Update 10:52 a.m. Thursday: I talked over this post in a contentious (not really) interview with Ken Rudin on the "Political Junkie" this week. Fast forward to the 42-minute mark if interested.

The path to the presidency is often paved with failure. In fact, as we have noted before, almost every major presidential candidate in 2012 had a loss under his or her political belt, from Mitt Romney to Herman Cain and Michele Bachmann. And President Obama has his own loss -- a 2000 primary challenge to Rep. Bobby Rush (D-Ill.) that he lost by 29 (!) points.

But this is hardly a new phenomenon. Fix friend and "Political Junkie" Ken Rudin posed this trivia question on Sunday, and we think it's a good one.
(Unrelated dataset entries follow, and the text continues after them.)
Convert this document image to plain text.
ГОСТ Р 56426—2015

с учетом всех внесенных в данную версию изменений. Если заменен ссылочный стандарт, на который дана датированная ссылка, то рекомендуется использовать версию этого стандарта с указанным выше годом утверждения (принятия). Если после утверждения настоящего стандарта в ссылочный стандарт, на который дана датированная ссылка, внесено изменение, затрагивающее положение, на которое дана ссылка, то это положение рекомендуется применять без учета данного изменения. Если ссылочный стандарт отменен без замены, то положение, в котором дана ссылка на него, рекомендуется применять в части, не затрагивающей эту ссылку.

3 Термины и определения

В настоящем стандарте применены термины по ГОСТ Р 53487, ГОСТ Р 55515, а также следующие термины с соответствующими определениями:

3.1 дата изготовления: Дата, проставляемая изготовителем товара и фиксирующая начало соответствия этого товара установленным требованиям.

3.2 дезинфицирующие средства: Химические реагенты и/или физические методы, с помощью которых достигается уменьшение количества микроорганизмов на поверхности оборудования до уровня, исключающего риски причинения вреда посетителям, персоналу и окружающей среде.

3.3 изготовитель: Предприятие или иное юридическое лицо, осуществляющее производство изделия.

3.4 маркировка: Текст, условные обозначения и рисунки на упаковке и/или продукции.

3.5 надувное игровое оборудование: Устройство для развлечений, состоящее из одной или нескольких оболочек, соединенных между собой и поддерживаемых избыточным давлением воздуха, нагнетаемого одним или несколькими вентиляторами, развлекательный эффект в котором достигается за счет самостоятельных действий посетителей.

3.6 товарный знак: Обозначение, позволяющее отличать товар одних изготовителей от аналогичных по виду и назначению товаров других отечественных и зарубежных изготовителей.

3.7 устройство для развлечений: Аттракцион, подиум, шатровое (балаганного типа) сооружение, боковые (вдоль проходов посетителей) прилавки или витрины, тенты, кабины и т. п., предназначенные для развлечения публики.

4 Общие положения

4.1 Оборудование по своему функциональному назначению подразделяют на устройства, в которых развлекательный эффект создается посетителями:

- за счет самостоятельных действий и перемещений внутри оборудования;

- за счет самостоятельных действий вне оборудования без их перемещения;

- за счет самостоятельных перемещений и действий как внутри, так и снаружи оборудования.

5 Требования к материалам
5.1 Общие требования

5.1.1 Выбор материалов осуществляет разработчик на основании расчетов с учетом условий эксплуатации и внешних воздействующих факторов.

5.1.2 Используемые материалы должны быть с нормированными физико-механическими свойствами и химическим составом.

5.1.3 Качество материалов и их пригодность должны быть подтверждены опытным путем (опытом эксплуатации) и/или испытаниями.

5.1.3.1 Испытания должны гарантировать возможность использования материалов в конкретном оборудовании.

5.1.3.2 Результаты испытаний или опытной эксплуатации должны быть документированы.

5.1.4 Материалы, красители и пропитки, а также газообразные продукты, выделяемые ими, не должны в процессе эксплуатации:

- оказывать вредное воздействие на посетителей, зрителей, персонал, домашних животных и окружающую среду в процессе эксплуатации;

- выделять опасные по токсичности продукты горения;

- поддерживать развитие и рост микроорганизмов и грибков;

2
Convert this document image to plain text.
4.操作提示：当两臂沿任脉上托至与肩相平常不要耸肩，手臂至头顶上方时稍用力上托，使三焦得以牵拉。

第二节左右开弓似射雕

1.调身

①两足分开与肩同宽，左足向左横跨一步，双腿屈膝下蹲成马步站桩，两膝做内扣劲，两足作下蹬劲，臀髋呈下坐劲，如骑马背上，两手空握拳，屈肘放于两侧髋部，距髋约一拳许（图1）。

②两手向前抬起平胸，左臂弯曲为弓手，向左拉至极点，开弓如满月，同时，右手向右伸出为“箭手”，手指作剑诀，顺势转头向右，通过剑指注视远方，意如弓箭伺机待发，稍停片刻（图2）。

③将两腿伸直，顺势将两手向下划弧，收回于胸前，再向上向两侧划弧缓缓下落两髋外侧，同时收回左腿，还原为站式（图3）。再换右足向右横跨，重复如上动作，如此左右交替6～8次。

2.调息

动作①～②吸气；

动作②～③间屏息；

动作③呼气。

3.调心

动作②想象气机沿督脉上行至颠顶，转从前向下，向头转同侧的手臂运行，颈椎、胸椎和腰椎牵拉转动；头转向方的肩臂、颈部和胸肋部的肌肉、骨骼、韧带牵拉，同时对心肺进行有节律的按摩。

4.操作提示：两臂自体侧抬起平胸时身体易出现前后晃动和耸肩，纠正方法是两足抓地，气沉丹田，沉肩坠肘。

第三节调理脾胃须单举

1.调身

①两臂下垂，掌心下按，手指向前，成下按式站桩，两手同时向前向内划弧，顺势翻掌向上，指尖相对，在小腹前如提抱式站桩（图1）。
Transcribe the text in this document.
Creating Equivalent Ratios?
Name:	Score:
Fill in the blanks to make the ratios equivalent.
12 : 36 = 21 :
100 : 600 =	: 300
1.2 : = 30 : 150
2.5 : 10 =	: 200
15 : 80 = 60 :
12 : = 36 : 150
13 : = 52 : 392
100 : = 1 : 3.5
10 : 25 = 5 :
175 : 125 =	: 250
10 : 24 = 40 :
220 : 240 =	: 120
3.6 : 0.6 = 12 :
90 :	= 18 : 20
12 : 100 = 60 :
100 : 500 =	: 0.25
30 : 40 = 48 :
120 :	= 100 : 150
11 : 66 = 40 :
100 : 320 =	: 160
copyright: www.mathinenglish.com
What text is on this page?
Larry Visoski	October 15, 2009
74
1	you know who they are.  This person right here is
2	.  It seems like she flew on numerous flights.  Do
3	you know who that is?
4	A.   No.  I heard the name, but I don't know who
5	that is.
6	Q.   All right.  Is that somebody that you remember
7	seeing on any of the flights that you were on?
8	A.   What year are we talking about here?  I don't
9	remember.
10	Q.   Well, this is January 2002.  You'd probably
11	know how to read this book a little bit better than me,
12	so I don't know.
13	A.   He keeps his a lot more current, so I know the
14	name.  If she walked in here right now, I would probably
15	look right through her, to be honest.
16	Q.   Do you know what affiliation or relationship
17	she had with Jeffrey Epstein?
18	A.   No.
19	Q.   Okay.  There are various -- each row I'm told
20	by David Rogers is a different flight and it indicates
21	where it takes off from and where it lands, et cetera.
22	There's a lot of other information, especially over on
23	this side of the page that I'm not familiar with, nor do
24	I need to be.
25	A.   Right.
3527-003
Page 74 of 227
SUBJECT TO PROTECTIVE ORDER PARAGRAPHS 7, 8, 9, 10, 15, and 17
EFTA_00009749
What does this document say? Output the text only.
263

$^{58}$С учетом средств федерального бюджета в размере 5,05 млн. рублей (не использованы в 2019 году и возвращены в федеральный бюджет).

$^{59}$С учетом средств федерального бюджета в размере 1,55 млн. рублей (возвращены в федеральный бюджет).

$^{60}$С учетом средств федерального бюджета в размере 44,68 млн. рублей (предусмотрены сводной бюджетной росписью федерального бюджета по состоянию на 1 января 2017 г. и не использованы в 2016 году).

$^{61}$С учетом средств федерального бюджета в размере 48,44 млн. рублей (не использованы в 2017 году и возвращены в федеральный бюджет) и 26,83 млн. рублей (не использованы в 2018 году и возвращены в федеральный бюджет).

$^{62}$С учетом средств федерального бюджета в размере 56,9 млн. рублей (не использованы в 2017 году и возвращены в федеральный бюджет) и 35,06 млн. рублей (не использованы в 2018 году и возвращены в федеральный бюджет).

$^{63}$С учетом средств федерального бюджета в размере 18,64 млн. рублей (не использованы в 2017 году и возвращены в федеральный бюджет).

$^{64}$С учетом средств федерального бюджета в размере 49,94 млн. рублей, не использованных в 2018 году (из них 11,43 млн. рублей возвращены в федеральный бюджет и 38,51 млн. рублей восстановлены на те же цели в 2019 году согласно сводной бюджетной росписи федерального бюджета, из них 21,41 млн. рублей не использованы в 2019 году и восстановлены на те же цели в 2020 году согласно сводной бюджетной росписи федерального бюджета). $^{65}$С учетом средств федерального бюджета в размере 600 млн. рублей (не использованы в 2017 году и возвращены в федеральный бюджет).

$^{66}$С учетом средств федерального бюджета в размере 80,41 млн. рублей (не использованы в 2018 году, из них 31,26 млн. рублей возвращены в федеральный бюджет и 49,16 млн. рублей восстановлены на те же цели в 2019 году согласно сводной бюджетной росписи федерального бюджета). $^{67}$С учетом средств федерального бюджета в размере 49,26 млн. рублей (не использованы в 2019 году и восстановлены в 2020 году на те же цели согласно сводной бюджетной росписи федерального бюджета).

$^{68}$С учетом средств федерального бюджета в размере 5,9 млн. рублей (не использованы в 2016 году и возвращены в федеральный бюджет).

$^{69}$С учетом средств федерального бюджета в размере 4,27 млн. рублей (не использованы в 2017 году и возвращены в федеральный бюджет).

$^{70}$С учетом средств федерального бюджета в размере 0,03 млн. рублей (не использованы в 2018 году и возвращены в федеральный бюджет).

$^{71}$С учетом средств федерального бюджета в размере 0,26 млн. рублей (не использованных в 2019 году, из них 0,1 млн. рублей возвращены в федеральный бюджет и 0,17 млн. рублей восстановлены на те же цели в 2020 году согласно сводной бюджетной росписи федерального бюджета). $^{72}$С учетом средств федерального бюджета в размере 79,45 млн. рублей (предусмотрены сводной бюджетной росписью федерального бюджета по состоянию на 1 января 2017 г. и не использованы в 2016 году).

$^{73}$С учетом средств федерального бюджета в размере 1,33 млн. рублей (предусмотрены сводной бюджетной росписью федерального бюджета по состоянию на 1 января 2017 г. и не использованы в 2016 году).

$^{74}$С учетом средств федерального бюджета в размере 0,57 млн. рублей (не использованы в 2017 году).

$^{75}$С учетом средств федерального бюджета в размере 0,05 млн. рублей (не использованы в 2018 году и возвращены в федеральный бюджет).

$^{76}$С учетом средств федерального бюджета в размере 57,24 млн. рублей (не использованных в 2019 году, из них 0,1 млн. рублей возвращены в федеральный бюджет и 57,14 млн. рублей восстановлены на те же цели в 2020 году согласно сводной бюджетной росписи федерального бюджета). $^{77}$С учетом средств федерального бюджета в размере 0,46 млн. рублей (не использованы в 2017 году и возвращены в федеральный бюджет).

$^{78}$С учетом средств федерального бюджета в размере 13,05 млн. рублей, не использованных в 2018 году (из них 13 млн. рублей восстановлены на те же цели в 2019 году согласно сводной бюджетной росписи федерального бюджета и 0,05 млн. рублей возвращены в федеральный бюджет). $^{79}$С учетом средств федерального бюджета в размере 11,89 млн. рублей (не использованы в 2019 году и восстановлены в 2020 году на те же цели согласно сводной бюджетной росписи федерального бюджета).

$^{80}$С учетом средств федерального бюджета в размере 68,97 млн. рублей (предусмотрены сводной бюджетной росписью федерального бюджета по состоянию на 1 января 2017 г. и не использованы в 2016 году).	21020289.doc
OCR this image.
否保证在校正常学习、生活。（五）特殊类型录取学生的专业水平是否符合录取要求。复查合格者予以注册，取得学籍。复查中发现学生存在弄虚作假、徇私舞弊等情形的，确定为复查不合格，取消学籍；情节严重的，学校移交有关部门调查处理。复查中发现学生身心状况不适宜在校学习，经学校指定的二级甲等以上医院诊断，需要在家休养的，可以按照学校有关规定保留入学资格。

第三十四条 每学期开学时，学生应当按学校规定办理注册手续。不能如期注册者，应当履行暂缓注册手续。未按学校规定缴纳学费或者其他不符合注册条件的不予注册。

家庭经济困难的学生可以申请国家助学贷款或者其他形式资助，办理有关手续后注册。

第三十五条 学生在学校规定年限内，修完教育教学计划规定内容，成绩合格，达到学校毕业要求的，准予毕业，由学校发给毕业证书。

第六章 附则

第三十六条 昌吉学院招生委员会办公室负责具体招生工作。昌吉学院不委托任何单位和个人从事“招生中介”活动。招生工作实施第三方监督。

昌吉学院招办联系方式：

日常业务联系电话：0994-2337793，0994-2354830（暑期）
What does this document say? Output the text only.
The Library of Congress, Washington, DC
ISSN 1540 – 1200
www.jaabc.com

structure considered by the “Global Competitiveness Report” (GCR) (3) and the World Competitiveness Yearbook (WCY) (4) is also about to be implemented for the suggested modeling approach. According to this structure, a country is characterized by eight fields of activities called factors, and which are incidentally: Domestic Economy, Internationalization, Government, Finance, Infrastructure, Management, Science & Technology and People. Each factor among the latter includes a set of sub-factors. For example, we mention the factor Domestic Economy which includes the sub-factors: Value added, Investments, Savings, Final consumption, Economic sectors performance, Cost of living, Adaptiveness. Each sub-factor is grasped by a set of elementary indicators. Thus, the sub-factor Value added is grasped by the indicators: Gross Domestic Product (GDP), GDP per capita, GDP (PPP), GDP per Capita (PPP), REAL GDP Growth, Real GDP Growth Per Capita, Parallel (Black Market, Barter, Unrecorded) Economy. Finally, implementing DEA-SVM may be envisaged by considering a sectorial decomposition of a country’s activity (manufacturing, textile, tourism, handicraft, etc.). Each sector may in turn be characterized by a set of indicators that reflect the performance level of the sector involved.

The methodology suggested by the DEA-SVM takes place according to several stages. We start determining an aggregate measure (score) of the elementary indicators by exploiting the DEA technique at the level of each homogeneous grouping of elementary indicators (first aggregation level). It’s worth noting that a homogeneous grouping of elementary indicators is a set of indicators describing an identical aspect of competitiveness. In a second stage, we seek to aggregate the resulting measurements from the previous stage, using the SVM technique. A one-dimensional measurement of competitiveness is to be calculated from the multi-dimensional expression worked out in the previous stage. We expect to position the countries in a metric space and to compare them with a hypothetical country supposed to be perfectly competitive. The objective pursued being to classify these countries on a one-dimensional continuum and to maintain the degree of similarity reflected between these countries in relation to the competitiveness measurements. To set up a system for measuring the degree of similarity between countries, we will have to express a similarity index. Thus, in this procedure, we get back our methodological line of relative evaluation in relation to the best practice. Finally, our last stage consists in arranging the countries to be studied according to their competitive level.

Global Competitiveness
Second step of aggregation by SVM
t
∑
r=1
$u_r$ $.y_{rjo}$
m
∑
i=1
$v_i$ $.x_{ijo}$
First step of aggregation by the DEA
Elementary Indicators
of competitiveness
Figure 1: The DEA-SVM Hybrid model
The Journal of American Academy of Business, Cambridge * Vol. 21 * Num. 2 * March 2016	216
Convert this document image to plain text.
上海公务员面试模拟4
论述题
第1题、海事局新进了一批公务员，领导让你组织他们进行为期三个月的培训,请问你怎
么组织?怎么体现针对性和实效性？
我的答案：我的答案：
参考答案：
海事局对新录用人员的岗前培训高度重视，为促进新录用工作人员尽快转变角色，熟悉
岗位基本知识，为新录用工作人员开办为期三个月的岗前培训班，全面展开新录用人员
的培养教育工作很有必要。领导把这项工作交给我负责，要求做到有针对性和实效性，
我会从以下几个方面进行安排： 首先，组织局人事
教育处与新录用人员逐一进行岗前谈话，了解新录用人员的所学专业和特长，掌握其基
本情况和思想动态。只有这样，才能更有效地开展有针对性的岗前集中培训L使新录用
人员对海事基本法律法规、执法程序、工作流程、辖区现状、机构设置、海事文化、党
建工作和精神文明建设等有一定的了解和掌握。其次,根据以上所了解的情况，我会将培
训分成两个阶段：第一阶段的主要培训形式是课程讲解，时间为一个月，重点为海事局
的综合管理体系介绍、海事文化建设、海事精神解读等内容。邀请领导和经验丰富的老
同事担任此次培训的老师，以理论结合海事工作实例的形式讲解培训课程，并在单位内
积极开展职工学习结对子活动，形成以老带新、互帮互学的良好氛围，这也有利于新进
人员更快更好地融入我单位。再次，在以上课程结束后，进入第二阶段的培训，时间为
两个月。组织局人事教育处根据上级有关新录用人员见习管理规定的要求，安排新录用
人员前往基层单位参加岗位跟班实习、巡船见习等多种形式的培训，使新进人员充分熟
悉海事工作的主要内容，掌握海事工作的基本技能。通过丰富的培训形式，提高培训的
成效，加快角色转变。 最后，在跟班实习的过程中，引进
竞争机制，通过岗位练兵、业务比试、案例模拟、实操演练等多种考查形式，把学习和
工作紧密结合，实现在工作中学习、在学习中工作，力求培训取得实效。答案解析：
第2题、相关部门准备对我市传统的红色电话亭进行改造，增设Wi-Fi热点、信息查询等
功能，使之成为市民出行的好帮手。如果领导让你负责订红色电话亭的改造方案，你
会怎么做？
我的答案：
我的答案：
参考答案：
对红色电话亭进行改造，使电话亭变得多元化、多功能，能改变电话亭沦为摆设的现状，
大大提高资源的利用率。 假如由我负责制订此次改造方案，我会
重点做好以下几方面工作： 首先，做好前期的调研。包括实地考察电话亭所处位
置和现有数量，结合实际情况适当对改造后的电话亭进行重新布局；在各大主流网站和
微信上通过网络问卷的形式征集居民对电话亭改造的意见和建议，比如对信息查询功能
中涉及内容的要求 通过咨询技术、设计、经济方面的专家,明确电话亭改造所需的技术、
So what's the answer? Let's work backward on presidents who lost campaigns (of once sort or another).

Barack Obama

  • 2000 primary to Rush, 59 percent to 30 percent

George W. Bush

  • 1978 race for a U.S. House seat, 53-47

Bill Clinton

  • 1974 race for a U.S. House seat, 52-48
  • 1980 reelection campaign as governor of Arkansas, 52-48

George H.W. Bush

  • 1964 race for U.S. Senate, 56-44
  • 1970 race for Senate, 53-47
  • 1992 reelection campaign as president, 43-37

Ronald Reagan

  • 1976 Republican presidential nomination to Gerald Ford, 1,187 delegates to 1,070 delegates and 27 states to 23 states

Jimmy Carter

  • 1966 Democratic primary for Georgia governor, third place
  • 1980 race for reelection as president, 51-41

Gerald Ford

  • 1976 campaign for president (as unelected incumbent), 50-48

Richard Nixon

  • 1960 presidential race to John F. Kennedy, 49.7-49.6
  • 1962 campaign for California governor, 52-47

Lyndon Johnson

Kennedy

  • 1956 Democratic nomination for vice president to Estes Kefauver

Yes, the last president to retire from politics without any sort of a political loss under his belt was Dwight Eisenhower, 11 presidents and more than half a century ago.

Which is proof of that old political adage: The best way to never lose a campaign is to become supreme commander of NATO and a five-star general before running your first campaign.